Although there are still no sentences in these emblematic cases, progress has been made because the Truth Commission has already listened to many testimonies and organized meetings between victims and perpetrators of war crimes. Those activities by the Commission have already led to the recognition of kidnapping responsibilities by the FARC-EP. Yet only when the Special Jurisdiction of Peace adopts the sentences will we be able to say that justice has also been served. In addition, reparations and guarantees of non-repetition depend on implementing the other elements of the peace agreement, as explained in the blog by panellist Paola Jiménez.
Beyond the specifics of the Truth Commission and the SJP, the challenge is to build institutional capacity to provide public services to all inhabitants across the entire territory of Colombia, thereby ensuring social justice and lasting peace. To evaluate the success or failure of a peace process, we need to distinguish between the process on paper (de jure) and its implementation (de facto). Most experts agree that the integral transitional justice model decided in 2016 in Colombia and the other elements included in the peace agreement constitute the best possible agreement on paper.
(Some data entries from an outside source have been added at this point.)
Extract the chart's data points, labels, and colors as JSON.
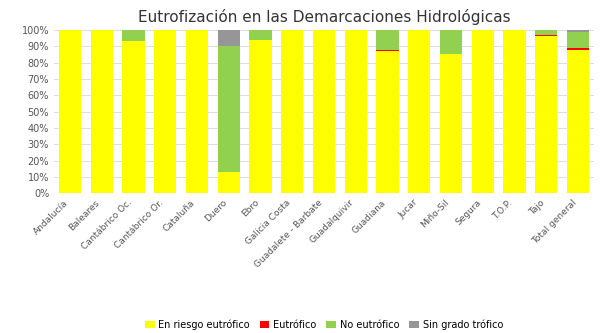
{
  "title": "Eutrofización en las Demarcaciones Hidrológicas",
  "categories": [
    "Andalucía",
    "Baleares",
    "Cantábrico Oc.",
    "Cantábrico Or.",
    "Cataluña",
    "Duero",
    "Ebro",
    "Galicia Costa",
    "Guadalete - Barbate",
    "Guadalquivir",
    "Guadiana",
    "Jucar",
    "Miño-Sil",
    "Segura",
    "T.O.P.",
    "Tajo",
    "Total general"
  ],
  "en_riesgo": [
    100,
    100,
    93,
    100,
    100,
    13,
    94,
    100,
    100,
    100,
    87,
    100,
    85,
    100,
    100,
    96,
    88
  ],
  "eutrofico": [
    0,
    0,
    0,
    0,
    0,
    0,
    0,
    0,
    0,
    0,
    1,
    0,
    0,
    0,
    0,
    1,
    1
  ],
  "no_eutrofico": [
    0,
    0,
    7,
    0,
    0,
    77,
    6,
    0,
    0,
    0,
    12,
    0,
    15,
    0,
    0,
    3,
    10
  ],
  "sin_grado": [
    0,
    0,
    0,
    0,
    0,
    10,
    0,
    0,
    0,
    0,
    0,
    0,
    0,
    0,
    0,
    0,
    1
  ],
  "colors": {
    "en_riesgo": "#FFFF00",
    "eutrofico": "#FF0000",
    "no_eutrofico": "#92D050",
    "sin_grado": "#969696"
  },
  "legend_labels": [
    "En riesgo eutrófico",
    "Eutrófico",
    "No eutrófico",
    "Sin grado trófico"
  ],
  "background_color": "#ffffff",
  "title_fontsize": 11,
  "tick_fontsize": 7,
  "xtick_fontsize": 6.5
}
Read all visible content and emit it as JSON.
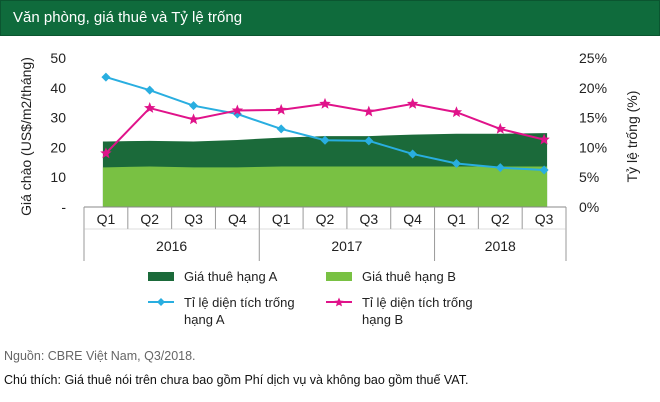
{
  "title": "Văn phòng, giá thuê và Tỷ lệ trống",
  "colors": {
    "rent_a": "#1b6a3a",
    "rent_b": "#79c143",
    "vacancy_a": "#29aee0",
    "vacancy_b": "#e0138a",
    "header": "#0f6b3c"
  },
  "chart_data": {
    "type": "area+line",
    "categories": [
      "Q1",
      "Q2",
      "Q3",
      "Q4",
      "Q1",
      "Q2",
      "Q3",
      "Q4",
      "Q1",
      "Q2",
      "Q3"
    ],
    "years": [
      {
        "label": "2016",
        "span": 4
      },
      {
        "label": "2017",
        "span": 4
      },
      {
        "label": "2018",
        "span": 3
      }
    ],
    "ylabel_left": "Giá chào (US$/m2/tháng)",
    "ylabel_right": "Tỷ lệ trống (%)",
    "y_left_ticks": [
      "50",
      "40",
      "30",
      "20",
      "10",
      "-"
    ],
    "y_right_ticks": [
      "25%",
      "20%",
      "15%",
      "10%",
      "5%",
      "0%"
    ],
    "ylim_left": [
      0,
      50
    ],
    "ylim_right": [
      0,
      25
    ],
    "series": [
      {
        "name": "Giá thuê hạng A",
        "type": "area",
        "axis": "left",
        "values": [
          22.0,
          22.2,
          22.0,
          22.5,
          23.3,
          23.8,
          23.8,
          24.3,
          24.6,
          24.6,
          24.8
        ]
      },
      {
        "name": "Giá thuê hạng B",
        "type": "area",
        "axis": "left",
        "values": [
          13.3,
          13.6,
          13.3,
          13.3,
          13.6,
          13.6,
          13.6,
          13.6,
          13.6,
          13.6,
          13.6
        ]
      },
      {
        "name": "Tỉ lệ diện tích trống hạng A",
        "type": "line",
        "axis": "right",
        "values": [
          21.8,
          19.6,
          17.0,
          15.6,
          13.1,
          11.2,
          11.1,
          8.9,
          7.3,
          6.6,
          6.2
        ]
      },
      {
        "name": "Tỉ lệ diện tích trống hạng B",
        "type": "line",
        "axis": "right",
        "values": [
          9.0,
          16.6,
          14.7,
          16.2,
          16.3,
          17.3,
          16.0,
          17.3,
          15.9,
          13.1,
          11.3
        ]
      }
    ]
  },
  "legend": {
    "rent_a": "Giá thuê hạng A",
    "rent_b": "Giá thuê hạng B",
    "vac_a_line1": "Tỉ lệ diện tích trống",
    "vac_a_line2": "hạng A",
    "vac_b_line1": "Tỉ lệ diện tích trống",
    "vac_b_line2": "hạng B"
  },
  "source": "Nguồn: CBRE Việt Nam, Q3/2018.",
  "comment": "Chú thích: Giá thuê nói trên chưa bao gồm Phí dịch vụ và không bao gồm thuế VAT."
}
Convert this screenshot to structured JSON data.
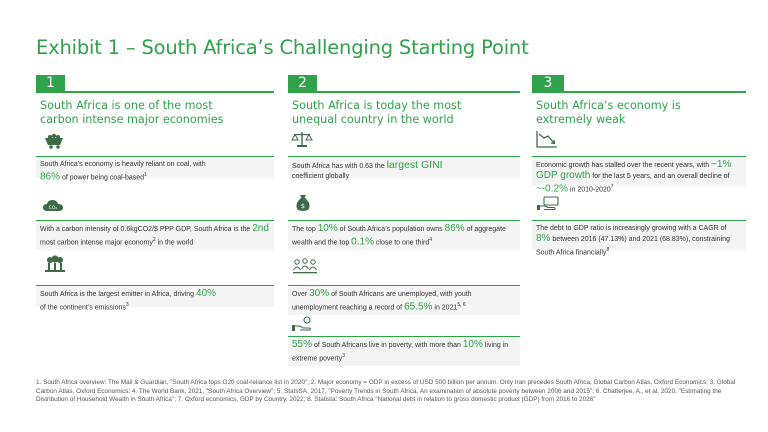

State authority becomes legitimate when its institutions respond to the needs of all its inhabitants promptly. The Colombian state performs this function acceptably concerning one-third of its population since it controls approximately one-third of its economy. However, one-third of the economy operates informally, and the other third operates illegally. Therefore, Colombian institutions deal with the legal economy and combat the illegal economy and illegal actors. For example, institutional capacities are inadequate to address the material needs of informal workers for essential social protection.
Five years after signing the peace agreement, the Colombian state has not improved its overall institutional capacity. This is the reason why several of the territories formerly dominated by the FARC-EP has been invaded by a myriad of illegal groups and illicit economic activities. When President Ivan Duque visited the Catatumbo region on June 25, 2021, he suffered a sniper attack on his helicopter in Cúcuta City. In these territories, if the president is not safe, who is safe?
Evidence of its initial success comes from the disarmament of the world’s oldest and largest guerrilla group in 2017, thanks to the intervention and monitoring of the UN Security Council delegation. However, this initial success ran into problems when the time came to implement other parts of the comprehensive peace agreement. Full implementation places the greatest responsibility on the institutions of the Colombian state since the agreement assumes that the FARC-EP will abandon the exercise of authority and be integrated into constitutionally based institutions. The submission of the former guerrillas to the Colombian constitutional regime is theoretically the correct solution, enabling a subversive group to relinquish its arms, transform itself into a legal, political party and participate in electoral democracy. However, the main challenge lies in its implementation since the institutional capability of the Colombian state remains weak and almost non-existent in the territories most affected by the armed conflict.
In conclusion, beyond the immediate challenges facing the Truth Commission and the SJP, the Colombian state will need to replace the former FARC-EP as the legitimate authority in the territories impacted by the armed conflict by providing security and other public goods and services in the whole country. That seems like a far-off dream given renewed social conflict and state repression against the opposition, including proposed new legislation that would criminalize protests.